Not Your Typical N.E.R.D.: Pharrell Williams, Bound by Chords
"It's like some Christmas carol, and it sounds like Lucy and Charlie Brown doing figure eights on the ice," Williams says. "But it was summer when I heard the song first, so I knew it wasn't a Christmas song. I was like, what the [heck] is this?"
There's a knock on the window of the SUV.
"We're ready for you," says a man with a clipboard.
It's time for Williams's close-up. Or maybe it's a long shot, because for the next hour he chases a bus down a street over and over again, feigning distress, pausing a moment, then taking a right turn and sprinting up the rec center's lawn. He threads through a handful of extras, who do their best to look as if they're not in a video.
Before he trots off for this new round of filming, an agreement is struck. The interview will recommence at 10 p.m. at the Four Seasons Hotel, where Pharrell has a suite for a few days, registered under the name Luke Skywalker.

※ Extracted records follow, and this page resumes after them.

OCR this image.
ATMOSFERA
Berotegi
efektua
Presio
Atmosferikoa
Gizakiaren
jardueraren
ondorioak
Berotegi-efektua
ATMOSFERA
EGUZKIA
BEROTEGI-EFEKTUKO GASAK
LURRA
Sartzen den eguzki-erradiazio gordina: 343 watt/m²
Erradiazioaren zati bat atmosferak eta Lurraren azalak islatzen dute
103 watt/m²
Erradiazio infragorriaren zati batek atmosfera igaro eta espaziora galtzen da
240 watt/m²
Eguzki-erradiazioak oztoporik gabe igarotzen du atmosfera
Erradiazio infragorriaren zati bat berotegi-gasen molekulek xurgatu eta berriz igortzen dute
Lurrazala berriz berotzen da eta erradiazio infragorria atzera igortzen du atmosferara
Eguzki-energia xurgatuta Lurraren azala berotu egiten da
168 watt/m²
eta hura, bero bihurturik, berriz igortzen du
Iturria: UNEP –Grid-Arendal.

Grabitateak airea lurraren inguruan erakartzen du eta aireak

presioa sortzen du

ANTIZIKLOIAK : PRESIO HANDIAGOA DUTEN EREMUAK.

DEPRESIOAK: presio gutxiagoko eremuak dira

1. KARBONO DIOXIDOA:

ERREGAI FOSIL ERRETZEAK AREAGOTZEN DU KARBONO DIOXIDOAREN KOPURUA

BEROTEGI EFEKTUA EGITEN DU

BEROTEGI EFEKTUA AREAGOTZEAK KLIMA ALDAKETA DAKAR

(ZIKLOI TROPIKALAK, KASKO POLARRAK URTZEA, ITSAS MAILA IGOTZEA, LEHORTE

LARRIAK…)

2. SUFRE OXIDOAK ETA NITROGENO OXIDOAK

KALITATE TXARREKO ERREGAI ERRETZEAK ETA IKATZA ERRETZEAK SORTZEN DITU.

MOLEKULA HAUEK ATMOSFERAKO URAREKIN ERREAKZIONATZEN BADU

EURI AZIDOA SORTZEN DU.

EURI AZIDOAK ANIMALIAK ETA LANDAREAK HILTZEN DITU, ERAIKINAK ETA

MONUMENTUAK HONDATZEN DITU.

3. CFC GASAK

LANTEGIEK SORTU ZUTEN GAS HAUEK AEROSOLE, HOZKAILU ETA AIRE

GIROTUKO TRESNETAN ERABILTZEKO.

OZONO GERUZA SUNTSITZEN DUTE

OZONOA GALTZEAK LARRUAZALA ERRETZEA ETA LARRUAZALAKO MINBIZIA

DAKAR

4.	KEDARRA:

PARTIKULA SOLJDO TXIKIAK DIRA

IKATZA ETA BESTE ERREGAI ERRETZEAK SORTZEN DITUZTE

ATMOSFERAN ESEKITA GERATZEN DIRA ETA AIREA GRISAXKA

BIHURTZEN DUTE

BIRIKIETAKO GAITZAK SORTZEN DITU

Williams spends the rest of the afternoon and much of the evening finishing the "Maybe" shoot. A crowd of Latino kids huddles around him when he has any down time. Once everyone has an autograph, Williams launches into a long monologue with a prematurely tough-looking 8-year-old boy in a black T-shirt. Evangelically against drugs -- Pharrell says he doesn't use them, nor does he drink or smoke -- he lectures the boy for 15 minutes, until it's time for another take. Then the lecture resumes.
Williams won't give up, it seems, until he's won the youngster's soul.
Tangled in Chords
As promised, Pharrell is in his suite at 10 o'clock. After pulling up a chair, he starts loading up the hotel's CD player, looking tired but ready. Right away, he identifies a key theme of the eight remaining cuts.
"All of these songs will get you [sex]," he says, sincerely. "Your girl can't be mad at you when you listen to these songs, because it comes from such a warm and genuine place."
Other themes emerge: Pharrell calls himself a "chord fanatic," and every song here has some progression that sends him into a reverie. He also is a sucker for what he calls "fearless melodies," by which he seems to mean melodies that don't flinch from tenderness or accessibility.
But Pharrell spends much more time singing along to his favorite songs than dissecting them. Each number puts him back in that oblivious zone, and at various points Pharrell's eyes roll back in his head as he listens. Music is his heroin. When he says anything, it's usually just to fawn like a fan.
"This record right here," he says, shaking his head as he introduces the Gap Band's "Yearning for Your Love." The voice of lead singer Charlie Wilson astounds him. "He doubles his vocals at the end, and listen to that [vocal] riff. Got you running in and out of my life. He sings it over and over just to show you he's dope."
Williams marvels, too, at Donny Hathaway, one of the kings of '70s gospel-style soul, who died an apparent suicide at the age of 33.
What do you like about this one?
"The chord changes," Williams offers, when nudged to discuss Hathaway's "Take a Love Song," from an eponymous album in 1971. "And the time signature is great." He's singing again, and you can tell that the commentary part of this exercise, which requires him to stop listening and start talking, is a chore.
He's mesmerized by "Don't Disturb This Groove," by the System.